Vous êtes vous-même ingénieur. Comment vous êtes-vous retrouvé dans ce domaine ?
Enfant, j'ai toujours aimé construire des châteaux de sable et des barrages avec mes frères. Puis, à 15 ans, nous sommes allés chez Marconi Elliott Automation Systems dans le cadre d'un voyage scolaire, et c'est là que j'ai réalisé que je voulais devenir ingénieur. C'est pendant mes études à Cambridge que je me suis vraiment intéressé à la mécanique des sols - l'interaction entre les bâtiments, les structures et le sol.

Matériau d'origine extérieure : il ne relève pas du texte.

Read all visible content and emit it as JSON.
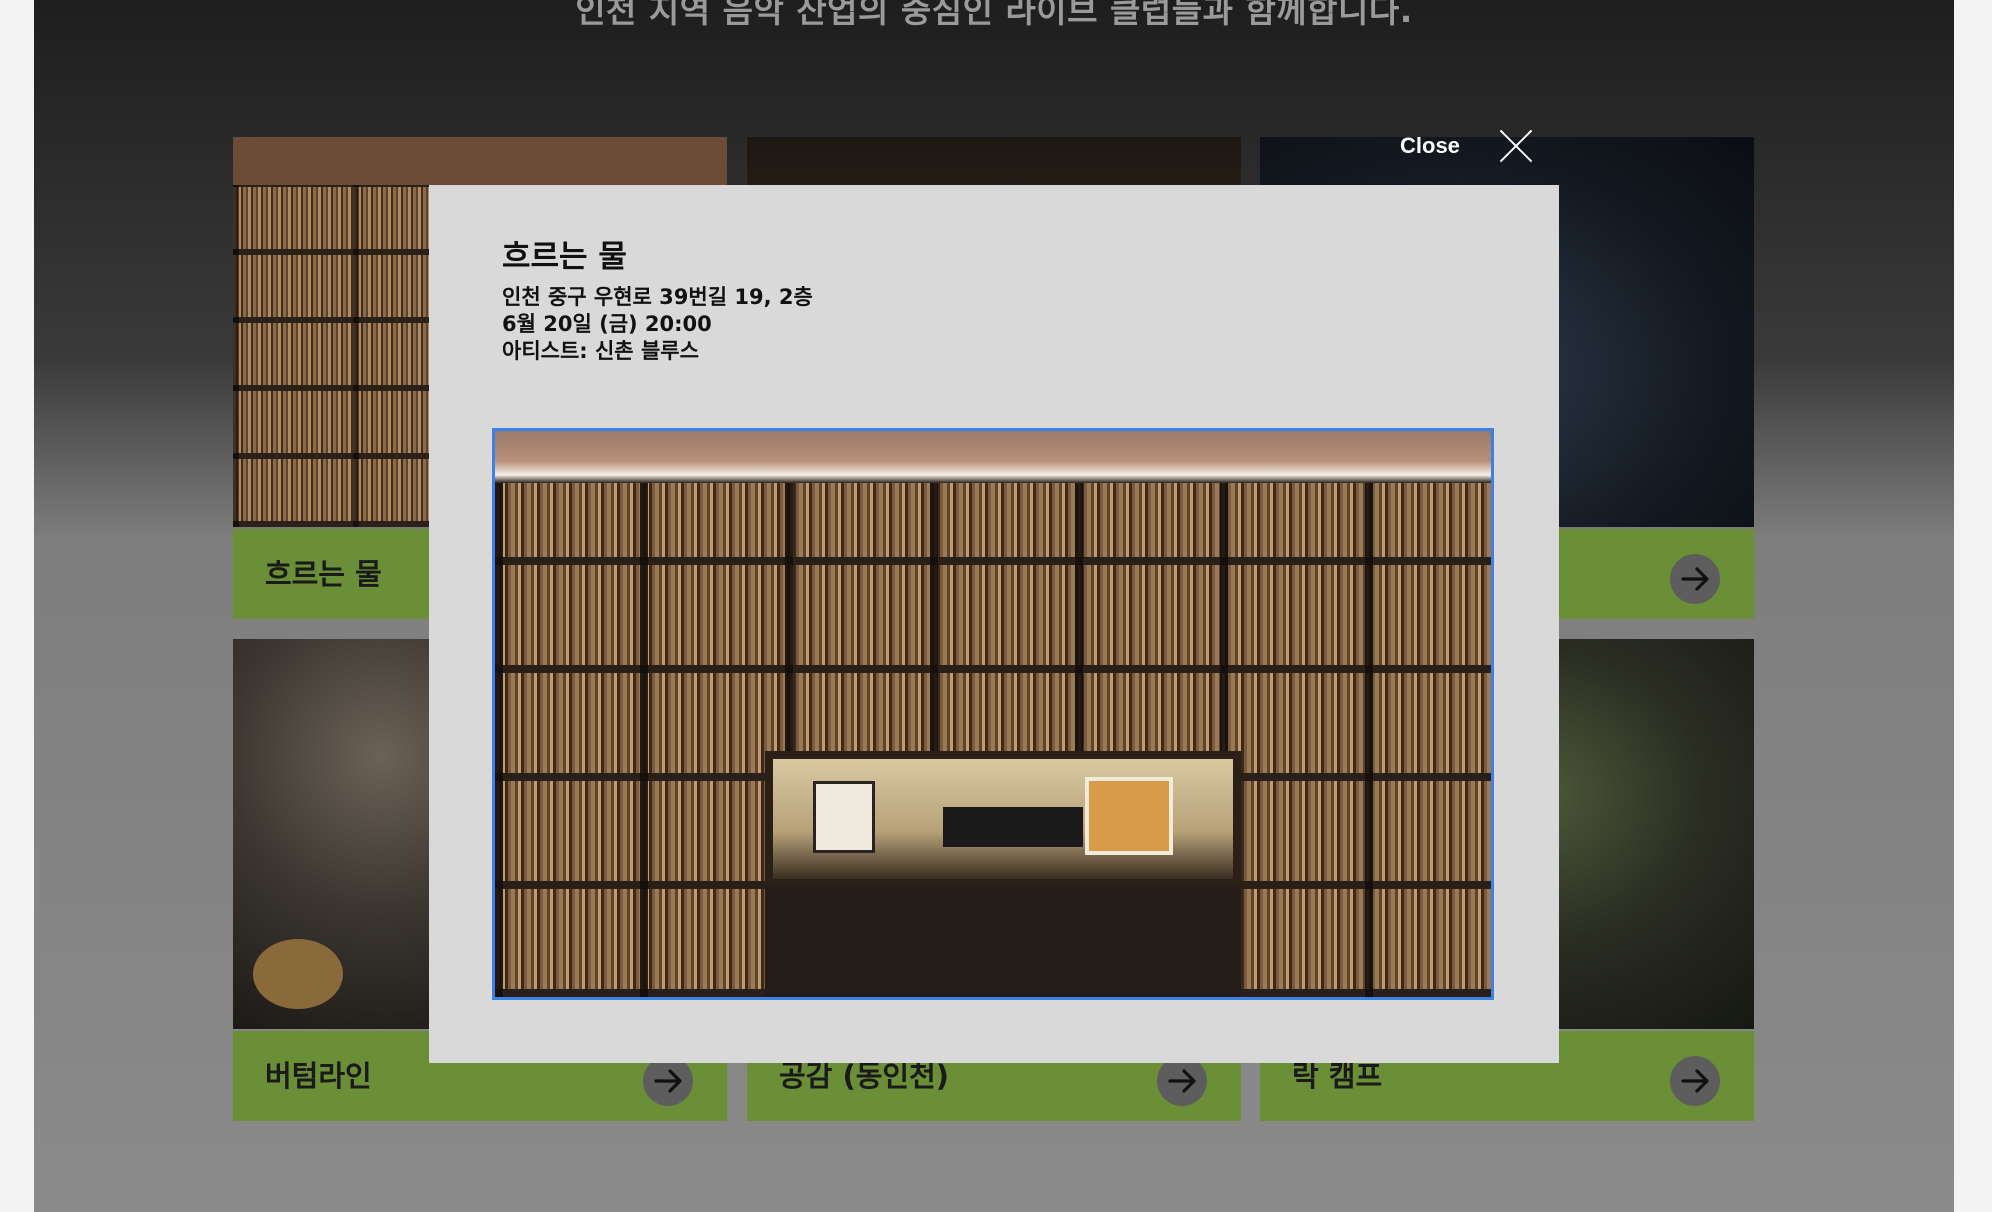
{
  "page": {
    "intro_text": "인천 지역 음악 산업의 중심인 라이브 클럽들과 함께합니다."
  },
  "cards": [
    {
      "name": "흐르는 물"
    },
    {
      "name": ""
    },
    {
      "name": ""
    },
    {
      "name": "버텀라인"
    },
    {
      "name": "공감 (동인천)"
    },
    {
      "name": "락 캠프"
    }
  ],
  "modal": {
    "close_label": "Close",
    "title": "흐르는 물",
    "address": "인천 중구 우현로 39번길 19, 2층",
    "datetime": "6월 20일 (금) 20:00",
    "artist": "아티스트: 신촌 블루스",
    "accent_color": "#3c82e6"
  },
  "colors": {
    "card_bar": "#6a8f37",
    "modal_bg": "#d9d9d9"
  },
  "icons": {
    "card_arrow": "arrow-right-icon",
    "close": "close-icon"
  }
}
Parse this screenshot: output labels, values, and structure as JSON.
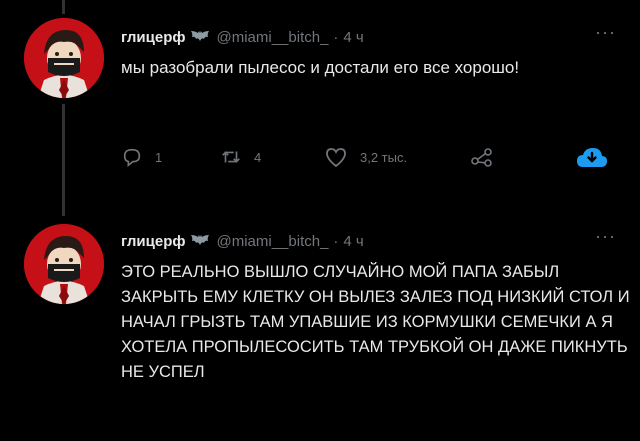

Lorsque vous avez rejoint l'ETH Zurich en tant que professeure en 1997, environ 7 % des professeurs titulaires étaient des femmes. Aujourd'hui, il est d'environ 15 %. Vous êtes la première femme à avoir été nommée professeure de génie civil en Suisse. Comment cela s'est passé pour vous ? 
J'ai reçu un accueil très chaleureux tant à l'intérieur qu'à l'extérieur du département. Deux collègues m'ont invité à rejoindre leurs groupes de projet, et je me suis donc très vite intégré à la culture de l'ETH Zurich. En fait, le principal défi pour moi n'était pas d'être une femme, c'était la langue. Mon allemand était assez limité à l'époque.
 

En tant que professeure, avez-vous pu promouvoir activement l'égalité des sexes ?
J'ai évidemment pu avoir une influence directe sur mon groupe. J'ai engagé 15 hommes et 7 femmes au cours des 17 dernières années et la moitié de mes post-docs étaient des femmes. Il va sans dire qu'ils ont tous été payés de la même façon. J'ai également tenu à aider les membres de mon groupe à concilier le travail et leurs responsabilités familiales - nous avons introduit très tôt la possibilité de travailler à domicile et nous avons toujours tenu compte des engagements des parents lors de l'organisation des réunions.
 

«Il m'est important de défendre les femmes performantes.»      Sarah Springman, Rectrice

Et quels sont les chiffres concernant les étudiantes dans votre département ?
Quand j'ai commencé, il était d'environ 5 %. En tant que professeure, je me suis impliqué dans toutes les initiatives possibles visant à encourager les filles à poursuivre des études en sciences de l'ingénieur. Je n'ai aucune idée du nombre de châteaux de sable que j'ai construits avec eux au fil des ans (rires). En tout cas, j'avais un groupe de filles enthousiastes dans mon laboratoire chaque année - comme d'autres collègues. Aujourd'hui, la proportion de femmes dans notre département est d'environ un tiers, ce qui correspond à peu près à la moyenne de l'ETH Zurich.

Vous êtes maintenant la rectrice de l'université. De quel type d'influence disposez-vous ?
L'une des contributions les plus importantes que je puisse faire est d'apporter une perspective féminine aux organes de décision de l'ETH Zurich. Les femmes ont souvent une mentalité différente de celle des hommes. Parfois, ils ne sont pas aussi bons pour négocier, par exemple. Cela est particulièrement important lorsqu'il s'agit de nommer de nouveaux professeurs. Et il est important pour moi, en règle générale, de défendre les femmes performantes partout où cela est approprié.

Pouvez-vous nous donner un exemple ?
Il y a quelques semaines, le professeur Evelyn Hu a reçu un doctorat honorifique à l'occasion de la Journée de l'ETH Zurich, alors que 9 % des médecins honoraires entre 2008 et 2014 étaient des femmes. Je l'ai signalé aux services qui proposent les nominations annuelles. Il existe de nombreuses femmes bénéficiaires potentielles exceptionnelles dans le monde entier. Et cela a fait une réelle différence : au cours des cinq dernières années, la proportion de femmes a augmenté pour atteindre 43 % du total. Cet exemple peut ne pas sembler très significatif en soi, mais ce que j'essaie de dire, c'est que si nous sommes suffisamment conscients de certains problèmes, nous pouvons tous contribuer à apporter des changements dans notre vie quotidienne.
 

Cet article a été publié dans le magazine actuel de l'ETH "life".